Le cimetière protestant de La Garnache

En 1380, la seigneurie des Pierre de La Garnache passe entre les mains d’Alain VIII, vicomte de Rohan, par Béatrix, fille d’Olivier IV de Clisson, surnommé « le boucher. » Et finalement, Françoise de Rohan (1540-1591) en hérite au 16e siècle. Dame de la Garnache, duchesse de Loudun, fille d’Isabeau d’Albret et de René de Rohan, elle était la cousine du roi de Navarre, futur Henri IV.
D’abord Catholique, Françoise de Rohan devint protestante, et La Garnache également, jusqu’au 17e siècle.
Si elle tenait l’endroit « en neutralité, » sa famille, son fils qui la chassa, et le roi de Navarre en firent une place forte huguenote, que Louis XIII finira par faire démanteler en 1622.
Mais avant cela, la bataille de La Garnache,
entre le 15 décembre 1588 et le 13 janvier 1589, fera de nombreuses victimes, surtout dans les rangs catholiques, au moins 300 morts.

Les cimetières de La Garnache

Et l’on commence à parler des cimetières de La Garnache.
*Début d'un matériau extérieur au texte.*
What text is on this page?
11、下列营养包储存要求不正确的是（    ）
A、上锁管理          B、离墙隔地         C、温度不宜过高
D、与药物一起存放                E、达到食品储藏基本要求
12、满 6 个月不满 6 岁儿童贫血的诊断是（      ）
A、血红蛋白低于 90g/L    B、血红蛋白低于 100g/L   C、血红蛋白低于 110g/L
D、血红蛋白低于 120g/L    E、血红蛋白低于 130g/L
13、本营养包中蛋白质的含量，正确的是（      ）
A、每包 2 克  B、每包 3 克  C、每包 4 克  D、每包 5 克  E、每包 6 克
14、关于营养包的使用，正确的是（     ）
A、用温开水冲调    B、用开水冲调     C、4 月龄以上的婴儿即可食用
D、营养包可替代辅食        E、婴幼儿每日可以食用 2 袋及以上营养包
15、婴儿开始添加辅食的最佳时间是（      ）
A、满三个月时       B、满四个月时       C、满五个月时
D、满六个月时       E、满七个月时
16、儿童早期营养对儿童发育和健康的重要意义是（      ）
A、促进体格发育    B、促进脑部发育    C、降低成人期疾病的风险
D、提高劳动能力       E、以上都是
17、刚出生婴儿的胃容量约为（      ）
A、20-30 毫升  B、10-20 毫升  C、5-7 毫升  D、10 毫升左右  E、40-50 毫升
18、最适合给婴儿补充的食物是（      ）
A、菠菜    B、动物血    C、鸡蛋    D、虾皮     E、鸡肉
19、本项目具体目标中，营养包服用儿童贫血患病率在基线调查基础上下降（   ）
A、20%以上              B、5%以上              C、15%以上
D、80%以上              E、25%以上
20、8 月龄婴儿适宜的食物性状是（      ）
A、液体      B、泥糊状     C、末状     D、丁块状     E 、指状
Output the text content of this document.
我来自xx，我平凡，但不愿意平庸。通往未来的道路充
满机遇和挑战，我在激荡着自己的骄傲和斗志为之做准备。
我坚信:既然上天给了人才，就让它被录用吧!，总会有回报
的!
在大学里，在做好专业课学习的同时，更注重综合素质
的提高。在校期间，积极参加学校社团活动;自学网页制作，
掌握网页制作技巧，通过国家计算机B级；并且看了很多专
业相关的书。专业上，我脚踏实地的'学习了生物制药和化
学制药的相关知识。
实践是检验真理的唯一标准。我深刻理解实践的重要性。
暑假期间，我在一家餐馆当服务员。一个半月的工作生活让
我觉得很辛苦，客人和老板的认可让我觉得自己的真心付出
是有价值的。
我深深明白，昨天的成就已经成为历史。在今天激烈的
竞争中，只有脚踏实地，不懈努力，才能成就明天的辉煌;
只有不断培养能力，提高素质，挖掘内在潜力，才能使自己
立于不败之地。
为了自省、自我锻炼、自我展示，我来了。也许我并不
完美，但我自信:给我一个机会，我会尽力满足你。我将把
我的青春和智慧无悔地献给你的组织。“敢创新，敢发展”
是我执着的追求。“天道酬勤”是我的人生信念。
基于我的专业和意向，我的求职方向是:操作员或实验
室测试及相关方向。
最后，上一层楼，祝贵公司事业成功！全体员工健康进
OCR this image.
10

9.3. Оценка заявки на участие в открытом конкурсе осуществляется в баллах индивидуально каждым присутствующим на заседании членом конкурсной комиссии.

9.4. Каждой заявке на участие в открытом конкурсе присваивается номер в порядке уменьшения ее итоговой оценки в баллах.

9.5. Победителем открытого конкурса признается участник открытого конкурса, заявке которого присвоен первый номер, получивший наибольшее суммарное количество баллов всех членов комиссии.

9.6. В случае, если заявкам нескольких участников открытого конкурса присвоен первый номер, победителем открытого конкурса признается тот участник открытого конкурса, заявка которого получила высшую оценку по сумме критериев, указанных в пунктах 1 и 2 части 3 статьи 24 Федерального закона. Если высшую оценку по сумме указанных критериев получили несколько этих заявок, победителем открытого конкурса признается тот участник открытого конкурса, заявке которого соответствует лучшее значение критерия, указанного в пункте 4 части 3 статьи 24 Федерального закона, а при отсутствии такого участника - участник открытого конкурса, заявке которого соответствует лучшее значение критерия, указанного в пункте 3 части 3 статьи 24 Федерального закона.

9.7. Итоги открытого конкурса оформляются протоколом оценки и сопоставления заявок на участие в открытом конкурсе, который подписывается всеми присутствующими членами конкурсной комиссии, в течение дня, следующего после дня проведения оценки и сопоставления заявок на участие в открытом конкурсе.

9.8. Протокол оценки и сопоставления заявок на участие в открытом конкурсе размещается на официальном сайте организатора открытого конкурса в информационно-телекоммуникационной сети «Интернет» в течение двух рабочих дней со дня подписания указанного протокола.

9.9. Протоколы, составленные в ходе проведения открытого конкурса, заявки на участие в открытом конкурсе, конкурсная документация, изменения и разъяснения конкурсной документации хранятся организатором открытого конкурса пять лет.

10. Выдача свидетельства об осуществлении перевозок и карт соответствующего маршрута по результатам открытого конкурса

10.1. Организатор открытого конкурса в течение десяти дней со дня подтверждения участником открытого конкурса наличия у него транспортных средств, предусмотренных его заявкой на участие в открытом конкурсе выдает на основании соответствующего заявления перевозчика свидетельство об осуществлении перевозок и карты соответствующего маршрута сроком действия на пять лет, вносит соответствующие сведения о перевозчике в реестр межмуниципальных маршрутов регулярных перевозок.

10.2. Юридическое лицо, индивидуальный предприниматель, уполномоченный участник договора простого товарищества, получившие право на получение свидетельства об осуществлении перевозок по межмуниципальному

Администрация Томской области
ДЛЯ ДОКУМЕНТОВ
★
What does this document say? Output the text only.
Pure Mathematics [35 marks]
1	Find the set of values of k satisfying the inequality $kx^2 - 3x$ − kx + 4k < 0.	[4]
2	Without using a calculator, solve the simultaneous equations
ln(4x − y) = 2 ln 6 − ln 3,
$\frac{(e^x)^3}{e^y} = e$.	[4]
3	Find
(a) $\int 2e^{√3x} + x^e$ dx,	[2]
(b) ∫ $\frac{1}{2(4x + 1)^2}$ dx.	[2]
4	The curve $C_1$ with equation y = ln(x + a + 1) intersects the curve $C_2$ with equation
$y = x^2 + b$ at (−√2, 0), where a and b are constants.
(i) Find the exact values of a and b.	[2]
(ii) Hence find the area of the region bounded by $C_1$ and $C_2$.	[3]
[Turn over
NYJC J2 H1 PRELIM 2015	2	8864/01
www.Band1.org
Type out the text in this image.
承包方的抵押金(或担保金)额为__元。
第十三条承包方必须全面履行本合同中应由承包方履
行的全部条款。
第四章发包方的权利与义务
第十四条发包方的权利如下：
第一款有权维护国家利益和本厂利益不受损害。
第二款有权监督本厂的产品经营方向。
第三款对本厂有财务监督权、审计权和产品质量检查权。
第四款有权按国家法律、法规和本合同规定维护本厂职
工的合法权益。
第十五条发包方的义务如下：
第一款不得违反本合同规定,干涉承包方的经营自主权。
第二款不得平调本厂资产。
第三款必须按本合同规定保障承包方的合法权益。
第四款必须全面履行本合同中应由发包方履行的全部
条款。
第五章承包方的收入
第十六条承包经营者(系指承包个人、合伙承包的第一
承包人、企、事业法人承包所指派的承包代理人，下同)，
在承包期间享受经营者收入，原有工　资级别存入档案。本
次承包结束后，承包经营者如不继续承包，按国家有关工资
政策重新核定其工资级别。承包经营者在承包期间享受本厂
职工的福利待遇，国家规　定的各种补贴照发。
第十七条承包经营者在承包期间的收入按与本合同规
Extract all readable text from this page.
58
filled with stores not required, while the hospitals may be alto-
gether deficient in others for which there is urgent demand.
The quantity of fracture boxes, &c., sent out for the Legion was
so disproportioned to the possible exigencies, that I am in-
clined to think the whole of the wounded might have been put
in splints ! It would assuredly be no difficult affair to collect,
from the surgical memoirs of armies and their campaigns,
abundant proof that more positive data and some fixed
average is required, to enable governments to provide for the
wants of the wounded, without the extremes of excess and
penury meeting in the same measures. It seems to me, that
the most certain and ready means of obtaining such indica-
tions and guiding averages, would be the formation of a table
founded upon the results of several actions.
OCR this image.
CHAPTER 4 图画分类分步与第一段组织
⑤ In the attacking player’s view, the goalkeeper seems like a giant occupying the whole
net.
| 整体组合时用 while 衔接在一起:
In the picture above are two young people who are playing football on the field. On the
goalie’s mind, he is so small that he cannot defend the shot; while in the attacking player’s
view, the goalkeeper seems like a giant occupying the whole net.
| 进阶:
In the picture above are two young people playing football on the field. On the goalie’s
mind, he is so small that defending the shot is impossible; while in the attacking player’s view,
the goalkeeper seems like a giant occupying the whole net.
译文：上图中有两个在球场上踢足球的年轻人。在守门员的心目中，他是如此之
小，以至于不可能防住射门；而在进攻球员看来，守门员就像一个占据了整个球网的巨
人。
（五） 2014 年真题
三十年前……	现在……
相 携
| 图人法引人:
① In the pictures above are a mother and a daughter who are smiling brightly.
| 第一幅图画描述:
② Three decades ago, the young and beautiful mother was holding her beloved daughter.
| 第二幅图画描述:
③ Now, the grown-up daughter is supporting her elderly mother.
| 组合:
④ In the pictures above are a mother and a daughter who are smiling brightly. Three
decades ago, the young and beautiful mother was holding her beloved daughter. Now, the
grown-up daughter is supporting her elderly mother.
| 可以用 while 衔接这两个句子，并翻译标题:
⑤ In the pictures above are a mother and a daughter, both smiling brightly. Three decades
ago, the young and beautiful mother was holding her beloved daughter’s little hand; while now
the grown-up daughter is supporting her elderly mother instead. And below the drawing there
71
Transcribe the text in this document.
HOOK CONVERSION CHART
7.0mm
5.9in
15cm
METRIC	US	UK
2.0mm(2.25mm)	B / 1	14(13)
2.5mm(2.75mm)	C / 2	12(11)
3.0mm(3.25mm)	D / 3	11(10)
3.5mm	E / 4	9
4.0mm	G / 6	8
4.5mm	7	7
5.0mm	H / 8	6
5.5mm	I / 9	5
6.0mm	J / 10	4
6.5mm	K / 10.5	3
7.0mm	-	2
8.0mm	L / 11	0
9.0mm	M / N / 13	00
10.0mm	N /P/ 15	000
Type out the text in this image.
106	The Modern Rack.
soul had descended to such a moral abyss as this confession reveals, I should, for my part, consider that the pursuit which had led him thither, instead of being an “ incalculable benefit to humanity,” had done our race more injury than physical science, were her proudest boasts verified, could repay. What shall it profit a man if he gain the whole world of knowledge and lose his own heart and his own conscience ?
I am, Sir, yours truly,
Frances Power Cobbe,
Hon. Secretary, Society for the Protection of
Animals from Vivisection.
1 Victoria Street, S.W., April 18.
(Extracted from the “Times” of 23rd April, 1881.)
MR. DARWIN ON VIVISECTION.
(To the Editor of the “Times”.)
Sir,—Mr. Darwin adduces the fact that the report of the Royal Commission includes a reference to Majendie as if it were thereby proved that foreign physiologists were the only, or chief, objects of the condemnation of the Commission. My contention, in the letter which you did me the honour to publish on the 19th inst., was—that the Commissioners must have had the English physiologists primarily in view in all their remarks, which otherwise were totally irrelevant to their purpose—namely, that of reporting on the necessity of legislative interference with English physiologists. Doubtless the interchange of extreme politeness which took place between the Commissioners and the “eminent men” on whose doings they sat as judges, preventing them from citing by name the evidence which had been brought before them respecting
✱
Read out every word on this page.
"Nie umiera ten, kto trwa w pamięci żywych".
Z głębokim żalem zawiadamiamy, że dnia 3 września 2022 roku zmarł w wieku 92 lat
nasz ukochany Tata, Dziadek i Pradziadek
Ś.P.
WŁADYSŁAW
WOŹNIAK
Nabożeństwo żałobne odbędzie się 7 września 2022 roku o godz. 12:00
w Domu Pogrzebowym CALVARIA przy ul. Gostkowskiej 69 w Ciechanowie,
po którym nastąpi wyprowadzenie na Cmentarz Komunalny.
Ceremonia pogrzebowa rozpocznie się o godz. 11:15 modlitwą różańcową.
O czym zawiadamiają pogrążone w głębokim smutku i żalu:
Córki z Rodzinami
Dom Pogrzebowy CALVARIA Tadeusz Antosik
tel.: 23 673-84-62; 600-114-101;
Certains auteurs écrivent que les soldats catholiques furent inhumés entre deux combats au pied de l’église paroissiale. Mais celle-ci se trouvait dans l’enceinte de la ville, et les huguenots n’ont sûrement pas ouvert le Grand-pont à leurs ennemis – d’ailleurs, il n’y avait pas assez de place pour 300 sépultures. Les inhumations eurent lieu certainement à l’emplacement de l’actuel stade du Genêt.

Finalement, surtout pour des raisons politiques, les assiégés capitulèrent, et, entre armes et bagages, « ils emportèrent leurs morts. » Ils furent ensevelis « dans un pré » du faubourg Saint Thomas, qui devint « le cimetière protestant » de La Garnache.

Cimetière du faubourg Saint-Thomas, La Garnache
Le cimetière du faubourg Saint-Thomas, était l’ancien cimetière protestant

Le cimetière catholique se trouvait cependant au Sud de l’église de la Garnache, le long de l’édifice et au-delà, rue du Château, jusqu’à la motte castrale. Lors d’une reconstruction de l’église, en 1770, il fut désaffecté. Ce « champ de repos » se déplaça route de Paulx, jusqu’en 1828 ; puis « il fut établi en place du cimetière protestant, au Faubourg St-Thomas, » (1). Depuis, un nouveau site a été ouvert près de l’ancienne gare de la Garnache.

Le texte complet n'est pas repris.